A new model of binding of rifampicin and its amino analogues as zwitterions to bacterial RNA polymerase.

Seven new benzyl (3-9) and four new phenethyl (10-13) amino analogues of ansa-macrolide rifampicin (1) were synthesized using the optimised method of reductive amination. Structures of 3-13 in solution were determined by 1D and 2D NMR and FT-IR methods whereas the energetically most favoured conformation of amino analogues was calculated with the use of the PM5 method.
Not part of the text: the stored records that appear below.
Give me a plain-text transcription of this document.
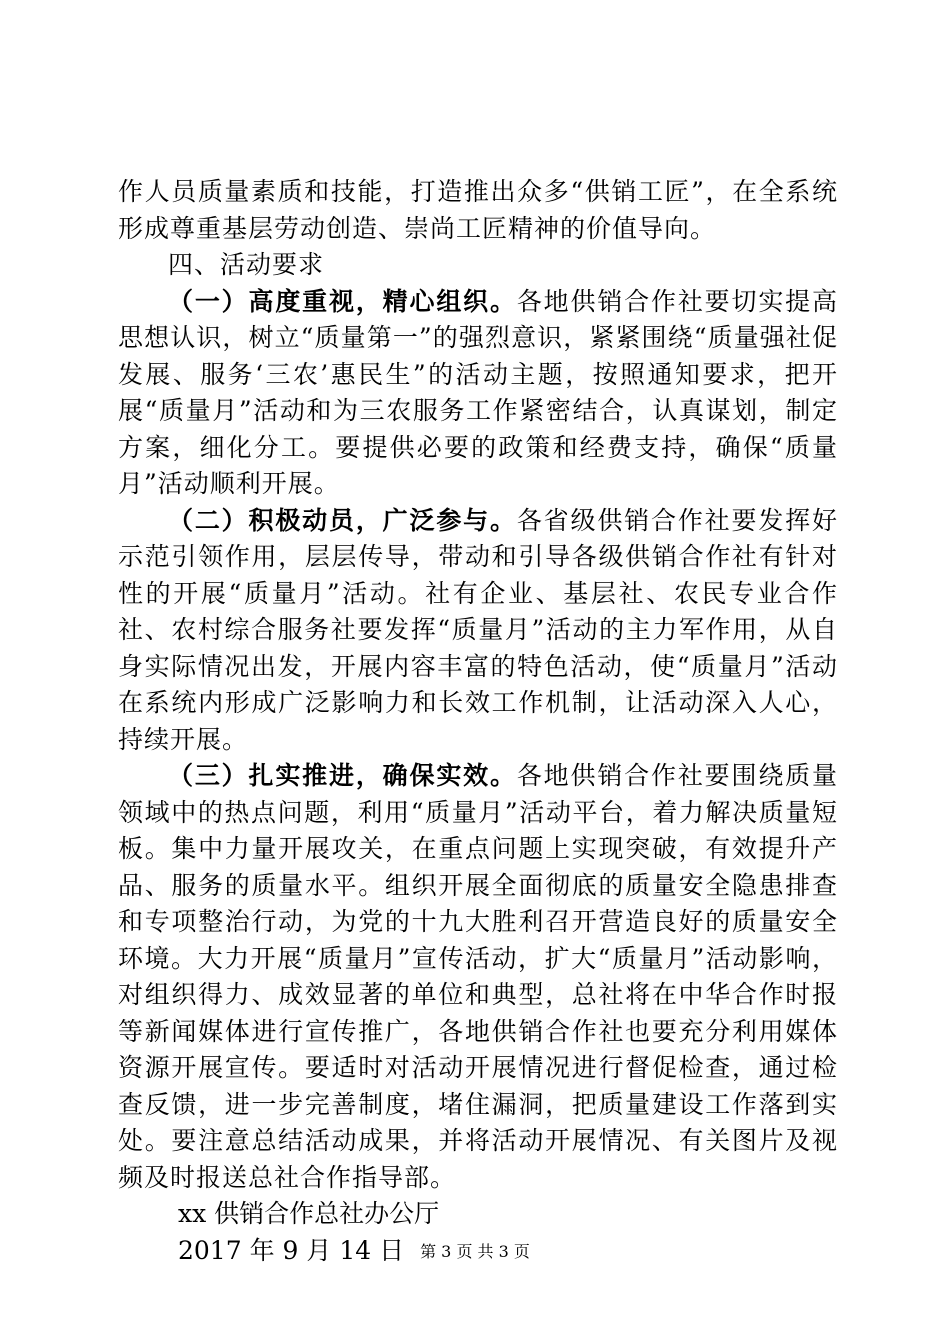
作人员质量素质和技能，打造推出众多“供销工匠”，在全系统形成尊重基层劳动创造、崇尚工匠精神的价值导向。

四、活动要求

（一）高度重视，精心组织。各地供销合作社要切实提高思想认识，树立“质量第一”的强烈意识，紧紧围绕“质量强社促发展、服务‘三农’惠民生”的活动主题，按照通知要求，把开展“质量月”活动和为三农服务工作紧密结合，认真谋划，制定方案，细化分工。要提供必要的政策和经费支持，确保“质量月”活动顺利开展。

（二）积极动员，广泛参与。各省级供销合作社要发挥好示范引领作用，层层传导，带动和引导各级供销合作社有针对性的开展“质量月”活动。社有企业、基层社、农民专业合作社、农村综合服务社要发挥“质量月”活动的主力军作用，从自身实际情况出发，开展内容丰富的特色活动，使“质量月”活动在系统内形成广泛影响力和长效工作机制，让活动深入人心，持续开展。

（三）扎实推进，确保实效。各地供销合作社要围绕质量领域中的热点问题，利用“质量月”活动平台，着力解决质量短板。集中力量开展攻关，在重点问题上实现突破，有效提升产品、服务的质量水平。组织开展全面彻底的质量安全隐患排查和专项整治行动，为党的十九大胜利召开营造良好的质量安全环境。大力开展“质量月”宣传活动，扩大“质量月”活动影响，对组织得力、成效显著的单位和典型，总社将在中华合作时报等新闻媒体进行宣传推广，各地供销合作社也要充分利用媒体资源开展宣传。要适时对活动开展情况进行督促检查，通过检查反馈，进一步完善制度，堵住漏洞，把质量建设工作落到实处。要注意总结活动成果，并将活动开展情况、有关图片及视频及时报送总社合作指导部。

xx 供销合作总社办公厅

2017 年 9 月 14 日	第 3 页 共 3 页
Spectroscopic and semi-empirical studies revealed the presence of zwitterionic forms of all 3-13 analogues in solutions containing water traces. (1)H-(15)N HSQC and (1)H-(15)N HMBC in combination with (1)H-(1)H COSY and (1)H-(13)C HMBC two dimensional spectroscopic methods unambiguously evidenced that the presence of the zwitterionic form of ansa-macrolides was a consequence of proton transfer from the O(8)-H phenolic group to the secondary amine moiety within 3-13 structures. (1)H-(1)H NOESY studies indicated two different orientations of the substituent introduced at the C(3) position for benzyl and phenethyl amino analogues of rifampicin and their similar conformation within the ansa-bridges in solution. FT-IR studies of the deprotonation of molecule and comparison of these data with those for indicated 3-13 C(8)=O double bond character after formation of zwitterions in solution. Results of an antibacterial test against Gram-(-) and Gram-(+) strains were compared with detailed structural information on new analogues of 3-13 to indicate some structure-activity relationships. Molecular recognition studies of 1 and 12 inhibitors at the binding site of bacterial RNA polymerase (RNAP) as zwitterions revealed key intermolecular interactions and led to the proposition of a new model of RNAP inhibition, which explains significant differences in antibacterial properties of rifampicin and its analogues.